A haunting plaster cast of a horse buried in the volcanic eruption that covered the Italian town of Pompeii in 79AD has been created by researchers.
The study team injected liquid plaster into the space once occupied by the horse, enabling the cast to be created.
It is the latest of several extraordinary discoveries at the site of Pompeii by the state authority in charge of exploring and preserving the heritage of the town, which was tucked on the flank of Mount Vesuvius.
The Archaeological Park of Pompeii outlined its discoveries in the Civita Giuliana area, in the northern area outside the walls of Pompeii.
The discovery of clandestine underground tunnels led to further excavations.
Earlier this month, the archaeological park’s director general, Massimo Osanna, announced that the work had brought to light a series of service areas for a large, exceptionally well-preserved suburban villa.
Several artifacts were recovering, including amphorae, kitchen utensils, part of a wooden bed and a tomb which housed a human skeleton.

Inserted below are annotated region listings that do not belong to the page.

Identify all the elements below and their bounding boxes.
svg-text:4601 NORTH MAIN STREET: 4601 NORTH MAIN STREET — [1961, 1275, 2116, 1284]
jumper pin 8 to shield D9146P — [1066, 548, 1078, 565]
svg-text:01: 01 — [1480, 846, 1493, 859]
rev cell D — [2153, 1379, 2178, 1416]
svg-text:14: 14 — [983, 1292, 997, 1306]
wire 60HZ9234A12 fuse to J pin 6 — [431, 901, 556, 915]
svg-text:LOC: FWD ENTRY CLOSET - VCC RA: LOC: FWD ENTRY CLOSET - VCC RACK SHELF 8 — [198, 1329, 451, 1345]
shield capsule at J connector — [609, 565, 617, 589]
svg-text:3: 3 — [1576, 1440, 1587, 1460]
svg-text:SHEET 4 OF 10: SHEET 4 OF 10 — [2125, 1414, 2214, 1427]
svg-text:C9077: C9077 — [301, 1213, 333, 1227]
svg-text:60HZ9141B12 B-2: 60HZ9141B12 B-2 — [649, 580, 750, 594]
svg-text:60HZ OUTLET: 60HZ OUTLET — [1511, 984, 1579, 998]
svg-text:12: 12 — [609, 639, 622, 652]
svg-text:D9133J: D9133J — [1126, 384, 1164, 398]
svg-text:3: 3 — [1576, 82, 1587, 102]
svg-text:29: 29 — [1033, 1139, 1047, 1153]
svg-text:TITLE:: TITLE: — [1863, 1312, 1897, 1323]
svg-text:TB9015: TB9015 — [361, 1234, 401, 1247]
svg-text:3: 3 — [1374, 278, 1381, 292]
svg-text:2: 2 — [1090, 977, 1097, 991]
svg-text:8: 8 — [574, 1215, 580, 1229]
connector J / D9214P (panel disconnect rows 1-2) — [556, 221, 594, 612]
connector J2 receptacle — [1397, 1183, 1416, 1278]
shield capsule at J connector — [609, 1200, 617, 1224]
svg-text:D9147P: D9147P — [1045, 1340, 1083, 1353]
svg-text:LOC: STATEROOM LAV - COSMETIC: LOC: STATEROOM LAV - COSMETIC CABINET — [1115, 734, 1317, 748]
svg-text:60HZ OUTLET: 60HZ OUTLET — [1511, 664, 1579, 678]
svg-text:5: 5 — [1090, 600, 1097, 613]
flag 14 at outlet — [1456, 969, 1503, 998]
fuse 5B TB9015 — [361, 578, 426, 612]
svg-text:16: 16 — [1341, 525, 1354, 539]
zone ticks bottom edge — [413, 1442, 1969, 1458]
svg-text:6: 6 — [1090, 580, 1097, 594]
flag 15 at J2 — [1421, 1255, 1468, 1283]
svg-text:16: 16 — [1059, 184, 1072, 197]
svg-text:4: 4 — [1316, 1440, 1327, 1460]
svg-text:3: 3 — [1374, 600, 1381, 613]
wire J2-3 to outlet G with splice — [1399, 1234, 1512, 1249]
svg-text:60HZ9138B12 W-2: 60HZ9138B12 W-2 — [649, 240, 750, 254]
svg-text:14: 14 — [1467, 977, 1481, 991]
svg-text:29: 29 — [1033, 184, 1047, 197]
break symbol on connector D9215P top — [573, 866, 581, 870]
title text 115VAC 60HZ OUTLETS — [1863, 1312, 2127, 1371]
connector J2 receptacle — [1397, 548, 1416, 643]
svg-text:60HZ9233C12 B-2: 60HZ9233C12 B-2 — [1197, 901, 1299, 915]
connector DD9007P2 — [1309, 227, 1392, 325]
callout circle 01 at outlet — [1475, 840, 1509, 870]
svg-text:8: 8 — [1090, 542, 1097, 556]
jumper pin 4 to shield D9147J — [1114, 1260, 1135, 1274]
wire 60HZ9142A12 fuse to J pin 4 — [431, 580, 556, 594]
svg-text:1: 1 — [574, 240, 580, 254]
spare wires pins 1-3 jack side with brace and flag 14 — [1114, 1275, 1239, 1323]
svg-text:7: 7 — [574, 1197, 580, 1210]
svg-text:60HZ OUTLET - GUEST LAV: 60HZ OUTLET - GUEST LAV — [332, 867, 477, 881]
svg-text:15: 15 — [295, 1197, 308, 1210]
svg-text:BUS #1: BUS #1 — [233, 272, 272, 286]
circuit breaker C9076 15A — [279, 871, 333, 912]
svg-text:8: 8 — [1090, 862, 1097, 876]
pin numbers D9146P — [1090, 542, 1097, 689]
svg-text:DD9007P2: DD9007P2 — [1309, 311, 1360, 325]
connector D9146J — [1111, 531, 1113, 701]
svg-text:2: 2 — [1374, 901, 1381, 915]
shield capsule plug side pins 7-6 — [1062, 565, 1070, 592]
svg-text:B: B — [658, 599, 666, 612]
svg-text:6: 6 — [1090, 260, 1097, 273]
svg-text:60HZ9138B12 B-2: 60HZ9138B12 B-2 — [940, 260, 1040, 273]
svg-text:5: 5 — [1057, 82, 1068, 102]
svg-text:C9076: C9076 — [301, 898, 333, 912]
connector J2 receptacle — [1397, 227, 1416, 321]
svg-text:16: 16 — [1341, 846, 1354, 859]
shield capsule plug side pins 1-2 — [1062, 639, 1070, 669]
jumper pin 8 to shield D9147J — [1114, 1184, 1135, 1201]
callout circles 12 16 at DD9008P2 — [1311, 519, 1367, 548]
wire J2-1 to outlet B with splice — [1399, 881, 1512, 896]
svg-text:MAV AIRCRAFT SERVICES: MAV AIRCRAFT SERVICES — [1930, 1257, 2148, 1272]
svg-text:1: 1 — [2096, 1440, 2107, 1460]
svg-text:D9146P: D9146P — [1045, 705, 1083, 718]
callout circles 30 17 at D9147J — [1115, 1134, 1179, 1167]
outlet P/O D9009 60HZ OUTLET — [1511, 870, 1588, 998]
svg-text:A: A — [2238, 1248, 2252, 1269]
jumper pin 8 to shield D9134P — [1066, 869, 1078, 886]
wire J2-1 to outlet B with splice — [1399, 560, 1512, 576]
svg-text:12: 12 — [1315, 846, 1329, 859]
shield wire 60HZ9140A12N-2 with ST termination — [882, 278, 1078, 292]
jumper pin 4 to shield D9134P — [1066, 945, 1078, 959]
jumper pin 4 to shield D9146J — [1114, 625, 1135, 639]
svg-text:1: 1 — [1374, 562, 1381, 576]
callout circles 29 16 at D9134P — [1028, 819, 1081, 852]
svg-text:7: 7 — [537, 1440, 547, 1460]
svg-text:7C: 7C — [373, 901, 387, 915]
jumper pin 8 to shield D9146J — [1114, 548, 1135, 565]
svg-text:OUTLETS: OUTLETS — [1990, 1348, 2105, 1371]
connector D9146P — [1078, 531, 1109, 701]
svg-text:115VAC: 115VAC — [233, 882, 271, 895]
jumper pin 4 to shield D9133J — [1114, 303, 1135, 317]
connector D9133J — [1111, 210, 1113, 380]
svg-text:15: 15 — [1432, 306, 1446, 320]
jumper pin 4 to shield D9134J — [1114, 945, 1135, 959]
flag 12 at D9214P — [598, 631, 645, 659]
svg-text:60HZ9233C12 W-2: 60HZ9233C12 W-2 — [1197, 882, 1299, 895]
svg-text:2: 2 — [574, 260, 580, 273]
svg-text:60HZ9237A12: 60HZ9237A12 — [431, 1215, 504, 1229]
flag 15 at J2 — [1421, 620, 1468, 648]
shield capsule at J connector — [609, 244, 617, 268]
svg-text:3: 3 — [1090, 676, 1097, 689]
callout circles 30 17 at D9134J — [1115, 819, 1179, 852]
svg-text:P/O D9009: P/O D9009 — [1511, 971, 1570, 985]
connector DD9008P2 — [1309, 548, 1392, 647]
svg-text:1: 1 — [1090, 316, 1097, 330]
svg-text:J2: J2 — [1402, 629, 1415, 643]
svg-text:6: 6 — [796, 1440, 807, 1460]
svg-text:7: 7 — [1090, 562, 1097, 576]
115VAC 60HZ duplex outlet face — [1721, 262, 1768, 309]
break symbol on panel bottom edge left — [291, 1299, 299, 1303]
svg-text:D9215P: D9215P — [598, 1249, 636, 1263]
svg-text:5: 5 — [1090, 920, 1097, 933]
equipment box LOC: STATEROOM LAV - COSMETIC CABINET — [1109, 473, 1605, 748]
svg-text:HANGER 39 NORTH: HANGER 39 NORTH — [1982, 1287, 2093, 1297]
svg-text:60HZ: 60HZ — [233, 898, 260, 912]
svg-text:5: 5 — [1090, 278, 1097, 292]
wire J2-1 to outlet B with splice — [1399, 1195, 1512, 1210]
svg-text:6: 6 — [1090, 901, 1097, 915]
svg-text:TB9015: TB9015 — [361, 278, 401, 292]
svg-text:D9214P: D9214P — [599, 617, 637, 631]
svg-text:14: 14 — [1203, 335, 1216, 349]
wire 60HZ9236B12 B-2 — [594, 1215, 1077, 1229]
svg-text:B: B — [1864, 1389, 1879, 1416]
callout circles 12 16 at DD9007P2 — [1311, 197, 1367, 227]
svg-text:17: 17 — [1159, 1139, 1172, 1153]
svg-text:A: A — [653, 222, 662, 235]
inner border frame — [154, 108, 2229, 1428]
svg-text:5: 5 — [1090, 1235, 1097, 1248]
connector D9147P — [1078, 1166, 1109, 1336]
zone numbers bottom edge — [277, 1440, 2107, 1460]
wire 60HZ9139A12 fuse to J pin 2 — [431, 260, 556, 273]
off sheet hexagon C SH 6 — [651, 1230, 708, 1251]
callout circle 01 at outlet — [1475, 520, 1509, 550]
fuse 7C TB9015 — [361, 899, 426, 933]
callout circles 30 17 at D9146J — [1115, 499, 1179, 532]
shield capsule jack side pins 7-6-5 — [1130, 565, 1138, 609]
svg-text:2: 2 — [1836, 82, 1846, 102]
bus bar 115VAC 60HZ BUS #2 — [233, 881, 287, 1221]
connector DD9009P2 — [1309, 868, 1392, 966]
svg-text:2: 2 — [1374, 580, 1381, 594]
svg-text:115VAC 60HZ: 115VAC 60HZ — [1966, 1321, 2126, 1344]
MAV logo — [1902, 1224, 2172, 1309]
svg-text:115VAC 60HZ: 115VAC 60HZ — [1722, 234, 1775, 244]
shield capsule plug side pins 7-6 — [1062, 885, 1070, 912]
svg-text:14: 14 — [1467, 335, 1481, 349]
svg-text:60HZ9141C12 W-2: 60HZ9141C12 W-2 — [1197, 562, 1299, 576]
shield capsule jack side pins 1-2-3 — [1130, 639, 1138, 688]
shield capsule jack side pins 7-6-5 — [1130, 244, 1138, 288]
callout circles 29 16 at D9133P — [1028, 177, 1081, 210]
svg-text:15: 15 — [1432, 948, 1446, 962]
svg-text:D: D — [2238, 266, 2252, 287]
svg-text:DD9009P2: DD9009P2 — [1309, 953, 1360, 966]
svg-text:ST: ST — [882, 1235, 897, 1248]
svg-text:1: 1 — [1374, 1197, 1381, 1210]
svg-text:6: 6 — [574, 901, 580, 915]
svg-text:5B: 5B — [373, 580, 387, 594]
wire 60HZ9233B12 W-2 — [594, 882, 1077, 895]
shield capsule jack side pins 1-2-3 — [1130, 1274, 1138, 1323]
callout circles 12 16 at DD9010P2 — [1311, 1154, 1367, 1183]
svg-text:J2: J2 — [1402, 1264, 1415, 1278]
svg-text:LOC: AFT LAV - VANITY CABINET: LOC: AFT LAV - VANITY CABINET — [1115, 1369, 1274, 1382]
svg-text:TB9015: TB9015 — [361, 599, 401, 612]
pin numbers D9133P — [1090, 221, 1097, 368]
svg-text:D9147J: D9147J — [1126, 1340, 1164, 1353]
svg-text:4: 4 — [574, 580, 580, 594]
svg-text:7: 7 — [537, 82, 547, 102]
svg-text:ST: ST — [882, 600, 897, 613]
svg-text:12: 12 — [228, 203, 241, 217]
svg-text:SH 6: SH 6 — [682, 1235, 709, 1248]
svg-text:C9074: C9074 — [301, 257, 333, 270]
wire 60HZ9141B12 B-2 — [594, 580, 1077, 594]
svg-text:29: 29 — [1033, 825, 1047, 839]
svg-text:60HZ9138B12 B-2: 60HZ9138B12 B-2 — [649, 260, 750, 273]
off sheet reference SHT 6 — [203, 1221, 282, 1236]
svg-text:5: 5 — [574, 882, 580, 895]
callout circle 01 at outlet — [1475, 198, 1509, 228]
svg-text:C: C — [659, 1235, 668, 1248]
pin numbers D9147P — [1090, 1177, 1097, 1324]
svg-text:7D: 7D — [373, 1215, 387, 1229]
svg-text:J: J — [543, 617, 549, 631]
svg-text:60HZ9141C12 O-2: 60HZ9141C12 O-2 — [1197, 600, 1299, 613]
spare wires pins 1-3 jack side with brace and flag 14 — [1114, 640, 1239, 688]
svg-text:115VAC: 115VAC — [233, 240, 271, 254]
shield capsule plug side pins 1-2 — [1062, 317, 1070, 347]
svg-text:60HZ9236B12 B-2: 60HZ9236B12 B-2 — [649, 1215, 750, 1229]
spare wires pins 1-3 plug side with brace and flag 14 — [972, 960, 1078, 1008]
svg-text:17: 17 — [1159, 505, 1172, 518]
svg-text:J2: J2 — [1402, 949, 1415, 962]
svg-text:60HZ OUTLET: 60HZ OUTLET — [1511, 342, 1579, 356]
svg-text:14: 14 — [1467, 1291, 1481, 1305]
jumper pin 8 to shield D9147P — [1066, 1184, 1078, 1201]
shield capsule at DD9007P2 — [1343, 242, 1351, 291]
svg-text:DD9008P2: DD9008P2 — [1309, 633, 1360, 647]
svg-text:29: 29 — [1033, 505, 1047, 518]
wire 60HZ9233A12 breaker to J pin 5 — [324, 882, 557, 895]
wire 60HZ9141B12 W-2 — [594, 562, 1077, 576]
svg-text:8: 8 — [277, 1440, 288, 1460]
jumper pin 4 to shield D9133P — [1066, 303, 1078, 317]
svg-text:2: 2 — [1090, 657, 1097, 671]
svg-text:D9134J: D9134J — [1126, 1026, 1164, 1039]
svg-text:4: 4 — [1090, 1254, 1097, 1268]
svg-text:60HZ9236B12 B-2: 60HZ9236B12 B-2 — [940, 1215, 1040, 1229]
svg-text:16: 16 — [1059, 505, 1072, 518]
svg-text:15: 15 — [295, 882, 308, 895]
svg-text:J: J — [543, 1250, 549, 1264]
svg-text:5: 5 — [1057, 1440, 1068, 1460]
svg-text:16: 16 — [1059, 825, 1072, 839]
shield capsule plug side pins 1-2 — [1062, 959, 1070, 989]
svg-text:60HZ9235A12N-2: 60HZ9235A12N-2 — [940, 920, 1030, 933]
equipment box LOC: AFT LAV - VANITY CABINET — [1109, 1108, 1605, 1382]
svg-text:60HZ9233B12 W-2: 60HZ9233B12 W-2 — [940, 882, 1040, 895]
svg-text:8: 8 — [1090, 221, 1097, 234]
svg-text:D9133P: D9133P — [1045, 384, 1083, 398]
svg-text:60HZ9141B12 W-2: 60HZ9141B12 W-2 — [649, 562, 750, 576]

One of the rooms, a stable, yielded the remains of the horse, which allowed researchers to apply the same plaster techniques which have been used to eerily recreate other figures from the time of the eruption.
The horse had been a victim of the volcano’s ash and gas cloud.
It went down on its left side and died where it lay.
The horse would have stood just under 5 foot tall at its withers – small by today’s standards but quite large for nearly 2000 years ago.
Researchers also unearthed an iron harness with small bronze studs by the horse’s skull.